If the 2015 indoor season is even half as good as it was in 2014, then we're all going to be in for a treat. Here are six moments from last year to remind you of bygone good times, and some of the stars to look out for this time round.

Air Lavillenie flies high

Imagine sitting down in your home town to watch a pole vault competition, the event in which you have held the indoor and outdoor world records for the last two decades, only for a Frenchman to set a new absolute world record and change everything.

That's exactly what happened to Sergey Bubka last year. But turns out he was actually quite happy for Renaud Lavillenie after he cleared 6.16m in Donetsk in February. Magnanimous Bubka said it made him the happiest man on earth and was the highlight of his year. That's the spirit of athletics right there.

Genzebe's world record triple

It can't be easy being the younger sister of three-time Olympic champion Tirunesh Dibaba. But last year Dibaba junior achieved a triple of her own, setting three indoor world records in the space of two weeks. 

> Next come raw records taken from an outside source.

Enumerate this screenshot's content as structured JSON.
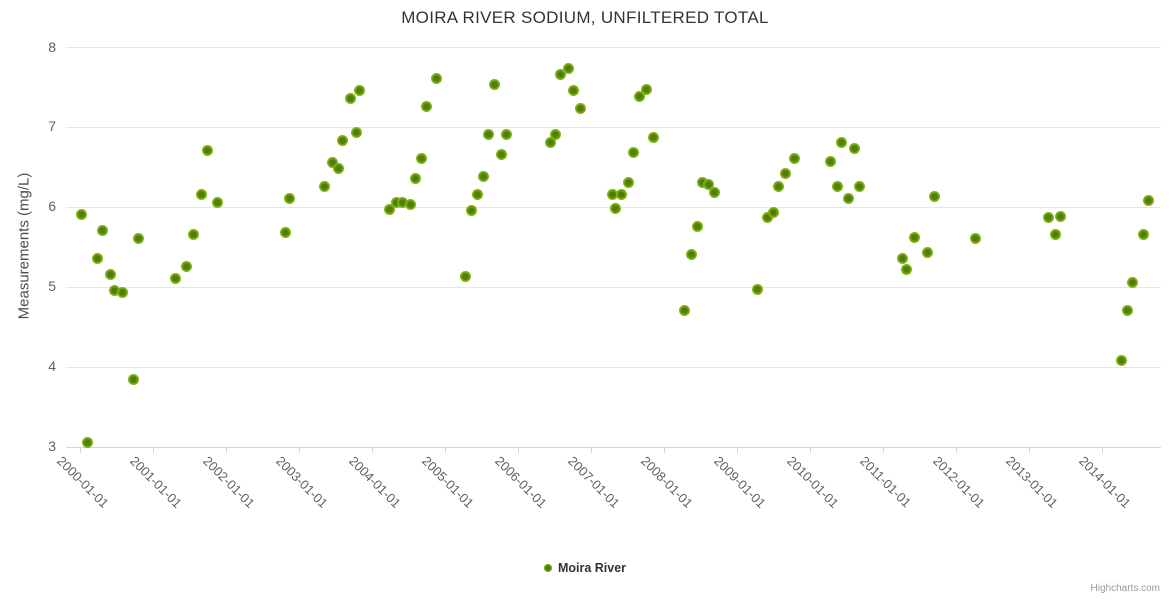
{
  "credits": {
    "label": "Highcharts.com"
  },
  "colors": {
    "background": "#ffffff",
    "grid": "#e6e6e6",
    "axis_line": "#ccd6eb",
    "tick": "#ccd6eb",
    "axis_labels": "#606060",
    "title_text": "#333333",
    "legend_text": "#333333",
    "credits_text": "#999999",
    "marker_outer": "#7db40e",
    "marker_center": "#517c07"
  },
  "chart_data": {
    "type": "scatter",
    "title": "MOIRA RIVER SODIUM, UNFILTERED TOTAL",
    "xlabel": "",
    "ylabel": "Measurements (mg/L)",
    "ylim": [
      3,
      8
    ],
    "y_ticks": [
      8,
      7,
      6,
      5,
      4,
      3
    ],
    "x_ticks": [
      "2000-01-01",
      "2001-01-01",
      "2002-01-01",
      "2003-01-01",
      "2004-01-01",
      "2005-01-01",
      "2006-01-01",
      "2007-01-01",
      "2008-01-01",
      "2009-01-01",
      "2010-01-01",
      "2011-01-01",
      "2012-01-01",
      "2013-01-01",
      "2014-01-01"
    ],
    "x_tick_rotation": 45,
    "grid": "horizontal",
    "legend_position": "bottom-center",
    "series": [
      {
        "name": "Moira River",
        "points": [
          [
            "2000-01-10",
            5.9
          ],
          [
            "2000-02-08",
            3.05
          ],
          [
            "2000-03-30",
            5.35
          ],
          [
            "2000-04-22",
            5.7
          ],
          [
            "2000-06-01",
            5.15
          ],
          [
            "2000-06-24",
            4.95
          ],
          [
            "2000-08-01",
            4.93
          ],
          [
            "2000-09-24",
            3.84
          ],
          [
            "2000-10-22",
            5.6
          ],
          [
            "2001-04-25",
            5.1
          ],
          [
            "2001-06-17",
            5.25
          ],
          [
            "2001-07-20",
            5.65
          ],
          [
            "2001-08-29",
            6.15
          ],
          [
            "2001-10-01",
            6.7
          ],
          [
            "2001-11-21",
            6.05
          ],
          [
            "2002-10-25",
            5.68
          ],
          [
            "2002-11-16",
            6.1
          ],
          [
            "2003-05-08",
            6.25
          ],
          [
            "2003-06-16",
            6.55
          ],
          [
            "2003-07-16",
            6.48
          ],
          [
            "2003-08-06",
            6.83
          ],
          [
            "2003-09-13",
            7.35
          ],
          [
            "2003-10-15",
            6.93
          ],
          [
            "2003-11-01",
            7.45
          ],
          [
            "2004-03-29",
            5.97
          ],
          [
            "2004-05-03",
            6.05
          ],
          [
            "2004-06-02",
            6.05
          ],
          [
            "2004-07-09",
            6.03
          ],
          [
            "2004-08-05",
            6.35
          ],
          [
            "2004-09-05",
            6.6
          ],
          [
            "2004-10-02",
            7.25
          ],
          [
            "2004-11-20",
            7.6
          ],
          [
            "2005-04-12",
            5.13
          ],
          [
            "2005-05-14",
            5.95
          ],
          [
            "2005-06-13",
            6.15
          ],
          [
            "2005-07-12",
            6.38
          ],
          [
            "2005-08-06",
            6.9
          ],
          [
            "2005-09-06",
            7.53
          ],
          [
            "2005-10-08",
            6.65
          ],
          [
            "2005-11-06",
            6.9
          ],
          [
            "2006-06-14",
            6.8
          ],
          [
            "2006-07-04",
            6.9
          ],
          [
            "2006-08-03",
            7.65
          ],
          [
            "2006-09-08",
            7.73
          ],
          [
            "2006-10-03",
            7.45
          ],
          [
            "2006-11-10",
            7.23
          ],
          [
            "2007-04-16",
            6.15
          ],
          [
            "2007-05-04",
            5.98
          ],
          [
            "2007-06-03",
            6.15
          ],
          [
            "2007-07-08",
            6.3
          ],
          [
            "2007-08-01",
            6.68
          ],
          [
            "2007-08-29",
            7.38
          ],
          [
            "2007-10-05",
            7.47
          ],
          [
            "2007-11-12",
            6.87
          ],
          [
            "2008-04-15",
            4.7
          ],
          [
            "2008-05-18",
            5.4
          ],
          [
            "2008-06-16",
            5.75
          ],
          [
            "2008-07-10",
            6.3
          ],
          [
            "2008-08-13",
            6.28
          ],
          [
            "2008-09-12",
            6.18
          ],
          [
            "2009-04-10",
            4.97
          ],
          [
            "2009-06-01",
            5.87
          ],
          [
            "2009-07-01",
            5.93
          ],
          [
            "2009-07-29",
            6.25
          ],
          [
            "2009-09-02",
            6.42
          ],
          [
            "2009-10-16",
            6.6
          ],
          [
            "2010-04-13",
            6.57
          ],
          [
            "2010-05-15",
            6.25
          ],
          [
            "2010-06-07",
            6.8
          ],
          [
            "2010-07-09",
            6.1
          ],
          [
            "2010-08-10",
            6.73
          ],
          [
            "2010-09-06",
            6.25
          ],
          [
            "2011-04-05",
            5.35
          ],
          [
            "2011-04-28",
            5.22
          ],
          [
            "2011-06-06",
            5.62
          ],
          [
            "2011-08-11",
            5.43
          ],
          [
            "2011-09-16",
            6.13
          ],
          [
            "2012-04-09",
            5.6
          ],
          [
            "2013-04-09",
            5.87
          ],
          [
            "2013-05-12",
            5.65
          ],
          [
            "2013-06-07",
            5.88
          ],
          [
            "2014-04-09",
            4.08
          ],
          [
            "2014-05-08",
            4.7
          ],
          [
            "2014-06-03",
            5.05
          ],
          [
            "2014-07-24",
            5.65
          ],
          [
            "2014-08-22",
            6.08
          ]
        ]
      }
    ]
  }
}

On 1st February she clocked a 3:55.17 in the 1500m in Karlsruhe, beating the previous world record by over three seconds. On 6th February she ran a world record 8:16.60 in the 3000m at the XL Galan in Stockholm, improving her own PB by over 30 seconds. And then on 15th February she set a new world best 9:00.48 in the two miles in Birmingham, beating her compatriot Meseret Defar’s previous record by six seconds.

It was the first time anyone had achieved three world records in three different events in three separate cities. We're no mathematicians, but we believe the equivalent mathematical formula goes something like 3 x 3 x 3 = Genzebe.

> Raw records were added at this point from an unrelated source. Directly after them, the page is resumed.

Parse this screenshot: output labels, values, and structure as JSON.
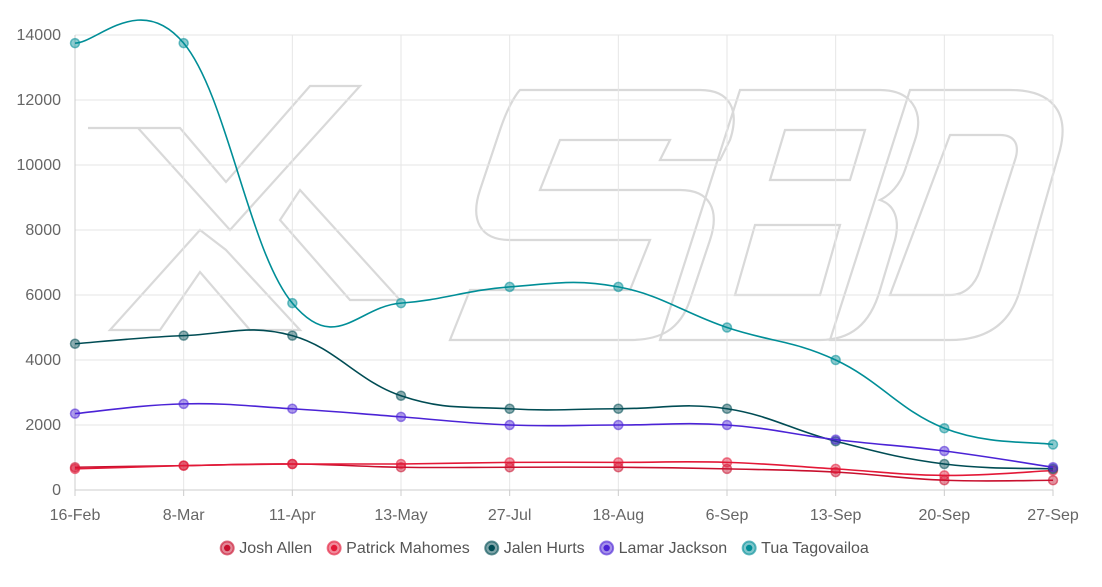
{
  "chart_data": {
    "type": "line",
    "categories": [
      "16-Feb",
      "8-Mar",
      "11-Apr",
      "13-May",
      "27-Jul",
      "18-Aug",
      "6-Sep",
      "13-Sep",
      "20-Sep",
      "27-Sep"
    ],
    "ylim": [
      0,
      14000
    ],
    "yticks": [
      0,
      2000,
      4000,
      6000,
      8000,
      10000,
      12000,
      14000
    ],
    "grid": true,
    "legend_position": "bottom",
    "watermark": "XSBD",
    "series": [
      {
        "name": "Josh Allen",
        "color": "#c8102e",
        "values": [
          700,
          750,
          800,
          700,
          700,
          700,
          650,
          550,
          300,
          300
        ]
      },
      {
        "name": "Patrick Mahomes",
        "color": "#e31837",
        "values": [
          650,
          750,
          800,
          800,
          850,
          850,
          850,
          650,
          450,
          600
        ]
      },
      {
        "name": "Jalen Hurts",
        "color": "#004c54",
        "values": [
          4500,
          4750,
          4750,
          2900,
          2500,
          2500,
          2500,
          1500,
          800,
          650
        ]
      },
      {
        "name": "Lamar Jackson",
        "color": "#4b23d6",
        "values": [
          2350,
          2650,
          2500,
          2250,
          2000,
          2000,
          2000,
          1550,
          1200,
          700
        ]
      },
      {
        "name": "Tua Tagovailoa",
        "color": "#008e97",
        "values": [
          13750,
          13750,
          5750,
          5750,
          6250,
          6250,
          5000,
          4000,
          1900,
          1400
        ]
      }
    ]
  }
}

USA beat themselves and the world

Before the final of the men's 4x400m in the Sopot world champs, teams from the USA held the world leading time, the championship record and the world record.

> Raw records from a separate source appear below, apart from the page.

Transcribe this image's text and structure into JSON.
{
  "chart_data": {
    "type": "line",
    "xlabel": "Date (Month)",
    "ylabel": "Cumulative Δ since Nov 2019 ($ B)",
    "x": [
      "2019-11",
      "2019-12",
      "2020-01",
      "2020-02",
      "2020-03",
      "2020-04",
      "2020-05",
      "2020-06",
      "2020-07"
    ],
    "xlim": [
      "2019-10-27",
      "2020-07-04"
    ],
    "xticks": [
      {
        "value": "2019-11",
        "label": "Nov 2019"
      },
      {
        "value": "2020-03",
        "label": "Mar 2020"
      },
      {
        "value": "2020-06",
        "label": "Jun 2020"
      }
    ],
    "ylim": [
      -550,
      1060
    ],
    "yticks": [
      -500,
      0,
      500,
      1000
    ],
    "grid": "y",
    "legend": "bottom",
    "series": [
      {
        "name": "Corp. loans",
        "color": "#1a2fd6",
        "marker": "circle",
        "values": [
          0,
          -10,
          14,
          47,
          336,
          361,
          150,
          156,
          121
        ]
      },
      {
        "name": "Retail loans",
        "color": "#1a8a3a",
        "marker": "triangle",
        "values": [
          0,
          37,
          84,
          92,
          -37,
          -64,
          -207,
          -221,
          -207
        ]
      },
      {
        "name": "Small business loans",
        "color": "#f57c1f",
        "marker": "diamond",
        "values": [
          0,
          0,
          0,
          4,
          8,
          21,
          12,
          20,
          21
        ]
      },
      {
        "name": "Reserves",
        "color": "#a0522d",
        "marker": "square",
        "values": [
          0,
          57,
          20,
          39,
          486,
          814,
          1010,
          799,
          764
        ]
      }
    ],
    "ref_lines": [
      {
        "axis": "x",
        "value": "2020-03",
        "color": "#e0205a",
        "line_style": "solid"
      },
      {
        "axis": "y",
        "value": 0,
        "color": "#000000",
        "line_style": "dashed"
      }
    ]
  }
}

Kyle Clemons, David Verburg, Kind Butler III and Calvin Smith Jr. certainly had a lot to live up to. They also had the revved-up Jamaican and GB teams to compete against, with the reward of one of the biggest prizes in world athletics awaiting the victors. The American foursome thrived, finishing in 3:02.13 to smash the aforementioned teams, records and standings, and giving the Polish crowd the first and only world indoor record of the championships.

Up in the hair

Even in a men's high jump field of supreme quality, the flowing locks of Ivan Ukhov are always popular with the crowds. The Russian has a thirst for victory, and indeed quenched it in London when he became Olympic champion in 2012.

Last year in Prague he jumped a new personal best and European indoor record. His 2.42m was the second highest indoor leap in leaping history. Now that's something worth raising a glass to.

Eaton chases his shadow

The most captivating thing about the multi-events is that every single step, every throw, every jump can be the difference between ultimate success and failure. You can't ease off in a heat, or relax knowing the rest of the field can't catch you.

Well, actually, there are few in the world capable of catching Ashton Eaton, the world record holder in both the indoor heptathlon and outdoor decathlon. But that doesn't stop him pushing, even if it just means chasing his own shadow.

And only a shadow of a split second came between Eaton and a new heptathlon record in Sopot, which left him short of his own best by a mere 13-points after seven events. But boy did he try, and dang did we enjoy watching him.

NR, PBs and WL for NB

No, not another mathematical equation. In the pentathlon in Sopot, a 23-year-old Nadine Broersen (NB) produced her very best form, setting four personal bests (PBs) in five of the events to win gold with 4830pts. It was also a world-leading (WL) score and a new Dutch national record (NR).

Her words afterwards say more than our laconic comment ever could: "I am just so happy. These are tears of joy in my eyes. My head is like a rollercoaster."